Torque Wrench FAQ
Something I came across at work today . . .
Torque, a measure of turning or twisting force, is calculated by multiplying force by distance. For example, if you applied 10 lbs. of force with a 2-ft. wrench, you would get 20 ft.-lbs. of torque; if you applied 20 lbs. of force with a 1-ft. wrench, you would also get 20 ft.-lbs. of torque.
To get the best performance from your torque tool, be sure to hold it by the handle grip and pull slowly and evenly.
Selecting the Correct Torque Range— For the most accurate performance, the maximum torque you're applying should fall near the middle of the tool's torque range. For example, if you're applying 50 ft.-lbs. of torque, it would be better to choose a wrench with a range of 5 to 100 ft.-lbs., rather than a range of 5 to 50 ft.-lbs.

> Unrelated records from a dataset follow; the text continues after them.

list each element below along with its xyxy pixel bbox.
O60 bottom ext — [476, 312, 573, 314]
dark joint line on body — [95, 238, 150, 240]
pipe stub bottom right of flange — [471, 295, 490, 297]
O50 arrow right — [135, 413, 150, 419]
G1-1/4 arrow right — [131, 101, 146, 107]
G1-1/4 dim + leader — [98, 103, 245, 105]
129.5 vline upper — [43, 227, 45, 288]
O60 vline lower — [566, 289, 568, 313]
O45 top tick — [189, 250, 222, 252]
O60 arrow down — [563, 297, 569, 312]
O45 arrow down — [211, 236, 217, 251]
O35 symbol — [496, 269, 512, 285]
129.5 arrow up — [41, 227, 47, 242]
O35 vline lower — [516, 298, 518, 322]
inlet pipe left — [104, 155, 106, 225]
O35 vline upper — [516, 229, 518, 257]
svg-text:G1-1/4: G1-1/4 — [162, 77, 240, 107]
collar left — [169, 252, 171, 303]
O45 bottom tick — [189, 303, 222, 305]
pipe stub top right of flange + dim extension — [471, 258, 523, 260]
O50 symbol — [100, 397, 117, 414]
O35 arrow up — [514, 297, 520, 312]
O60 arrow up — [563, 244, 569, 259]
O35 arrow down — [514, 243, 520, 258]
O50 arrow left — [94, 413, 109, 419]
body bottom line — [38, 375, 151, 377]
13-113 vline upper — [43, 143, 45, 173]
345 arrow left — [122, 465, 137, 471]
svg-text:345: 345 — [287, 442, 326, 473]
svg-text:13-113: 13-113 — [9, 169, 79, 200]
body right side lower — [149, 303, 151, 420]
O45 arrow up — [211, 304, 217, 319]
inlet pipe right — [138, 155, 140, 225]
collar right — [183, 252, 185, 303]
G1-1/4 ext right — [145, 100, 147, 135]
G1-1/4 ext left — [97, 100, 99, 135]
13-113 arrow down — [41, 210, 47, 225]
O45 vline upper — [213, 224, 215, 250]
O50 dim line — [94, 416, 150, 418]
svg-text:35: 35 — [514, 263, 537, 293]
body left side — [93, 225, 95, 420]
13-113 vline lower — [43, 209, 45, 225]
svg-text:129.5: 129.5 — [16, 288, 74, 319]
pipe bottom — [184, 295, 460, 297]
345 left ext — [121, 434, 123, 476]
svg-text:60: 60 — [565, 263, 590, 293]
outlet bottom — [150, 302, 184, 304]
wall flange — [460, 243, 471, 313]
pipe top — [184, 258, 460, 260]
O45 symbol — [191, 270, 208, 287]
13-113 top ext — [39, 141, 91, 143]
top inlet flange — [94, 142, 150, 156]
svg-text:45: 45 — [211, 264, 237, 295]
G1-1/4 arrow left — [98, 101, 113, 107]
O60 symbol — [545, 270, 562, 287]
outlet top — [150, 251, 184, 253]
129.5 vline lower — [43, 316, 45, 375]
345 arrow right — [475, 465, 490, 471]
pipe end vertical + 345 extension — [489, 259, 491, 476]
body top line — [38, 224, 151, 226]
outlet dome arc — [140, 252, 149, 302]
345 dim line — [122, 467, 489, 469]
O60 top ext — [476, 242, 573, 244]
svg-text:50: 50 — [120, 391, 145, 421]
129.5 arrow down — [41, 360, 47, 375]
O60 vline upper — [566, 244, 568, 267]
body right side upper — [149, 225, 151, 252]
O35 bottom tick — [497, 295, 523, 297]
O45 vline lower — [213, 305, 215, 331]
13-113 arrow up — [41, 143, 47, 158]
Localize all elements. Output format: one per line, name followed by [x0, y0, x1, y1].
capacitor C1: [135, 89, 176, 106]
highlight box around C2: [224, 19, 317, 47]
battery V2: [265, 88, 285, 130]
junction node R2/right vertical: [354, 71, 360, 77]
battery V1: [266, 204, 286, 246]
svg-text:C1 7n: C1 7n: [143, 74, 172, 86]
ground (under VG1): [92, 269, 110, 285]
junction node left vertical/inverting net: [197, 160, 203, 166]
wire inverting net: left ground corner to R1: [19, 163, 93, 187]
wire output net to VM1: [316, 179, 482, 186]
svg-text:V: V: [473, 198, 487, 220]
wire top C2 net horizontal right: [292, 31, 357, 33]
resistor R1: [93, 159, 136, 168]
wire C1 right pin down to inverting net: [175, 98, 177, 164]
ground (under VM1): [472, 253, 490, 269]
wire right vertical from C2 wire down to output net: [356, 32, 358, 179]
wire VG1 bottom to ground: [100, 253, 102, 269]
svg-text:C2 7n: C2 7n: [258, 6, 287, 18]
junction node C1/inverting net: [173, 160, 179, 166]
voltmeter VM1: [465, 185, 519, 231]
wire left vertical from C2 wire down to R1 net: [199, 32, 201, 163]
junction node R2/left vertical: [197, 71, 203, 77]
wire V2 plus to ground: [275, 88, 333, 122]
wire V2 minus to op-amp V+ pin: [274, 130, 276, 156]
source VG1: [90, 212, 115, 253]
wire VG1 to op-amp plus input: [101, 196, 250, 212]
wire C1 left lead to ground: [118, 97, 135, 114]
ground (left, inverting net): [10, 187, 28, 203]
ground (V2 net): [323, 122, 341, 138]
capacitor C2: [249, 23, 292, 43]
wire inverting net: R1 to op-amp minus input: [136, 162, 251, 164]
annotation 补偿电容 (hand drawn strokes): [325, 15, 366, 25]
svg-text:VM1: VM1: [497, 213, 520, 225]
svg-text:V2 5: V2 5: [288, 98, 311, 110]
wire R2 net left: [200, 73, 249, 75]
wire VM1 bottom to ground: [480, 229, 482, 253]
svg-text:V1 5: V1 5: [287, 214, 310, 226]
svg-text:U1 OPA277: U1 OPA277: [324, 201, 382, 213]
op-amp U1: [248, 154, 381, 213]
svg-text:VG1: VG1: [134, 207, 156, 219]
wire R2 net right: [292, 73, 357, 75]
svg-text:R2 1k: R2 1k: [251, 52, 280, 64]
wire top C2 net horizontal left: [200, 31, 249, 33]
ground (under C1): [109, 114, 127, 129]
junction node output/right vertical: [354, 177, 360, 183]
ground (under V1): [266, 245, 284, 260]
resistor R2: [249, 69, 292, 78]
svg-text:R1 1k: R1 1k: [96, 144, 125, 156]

Accuracy— Accuracy is usually given for 20-100% of a tool's torque range. For example, if the torque range is 20 to 120 in.-lbs., the accuracy statement is true for measurements between 40 and 120 in.-lbs. Below 20% of the torque range, the tool's accuracy often drops off significantly.
Manual Tools vs. Power Tools— Hand torque tools apply a specific amount of torque and, in some cases, check the amount of torque on a fastener. Power tools, such as impact wrenches and power screwdrivers, usually apply a range of torque on the fastener being tightened and are not intended for applying a specific torque.
Types of Torque Tools— Electronic tools are the most accurate. Readings can be downloaded into printers, PCs, and dataloggers. Adjustable tools let users set the torque value. Preset tools have the torque set at the factory. Click-style tools signal when torque setting is reached with an audible click that you feel in the grip and a momentary release. Torquing after the signal will cause overtorquing. Torque-limiting tools slip to prevent overtorquing, then won't apply torque again until reset. Flat-beam wrenches are the most accurate nonelectronic torque tools. Round-beam wrenches are the most economical torque tools. Dial tools have a circular scale for monitoring torque as it's being applied.
Certificates of Calibration— Torque tools are calibrated by the manufacturer and a certificate provides proof of calibration and the date it was completed. Shelf life does not affect the calibration of a torque tool. Common practice is to begin the calibration life at the date of purchase or first use.
Conversions— The chart below shows how to convert between some of the units used to measure torque. Nm = Newton meters; dNm = deci Newton meters; cNm = centi Newton meters.
That's too much like work. I just set my "clicker" and wait for the click. Your info is EXCELLANT, but that much calculating would make my brain itch. :stick
Good Stuff bro!
At driver's school they pound it into you, get one that clicks and only let it click once, more then that you might be screwing up the calibration. I have also heard that after a year or two you should get the wrench calibrated to keep it acurate.
Also in the case that "clicker" comes with is calculator to use if you are using extensions. IE 20lbs torque with 6" extension - set at (x) torgue instead of 20. If you get a Craftsman (lifetime warranty) just take back for new one.
Just wait for the click. Wut's more difficult than that?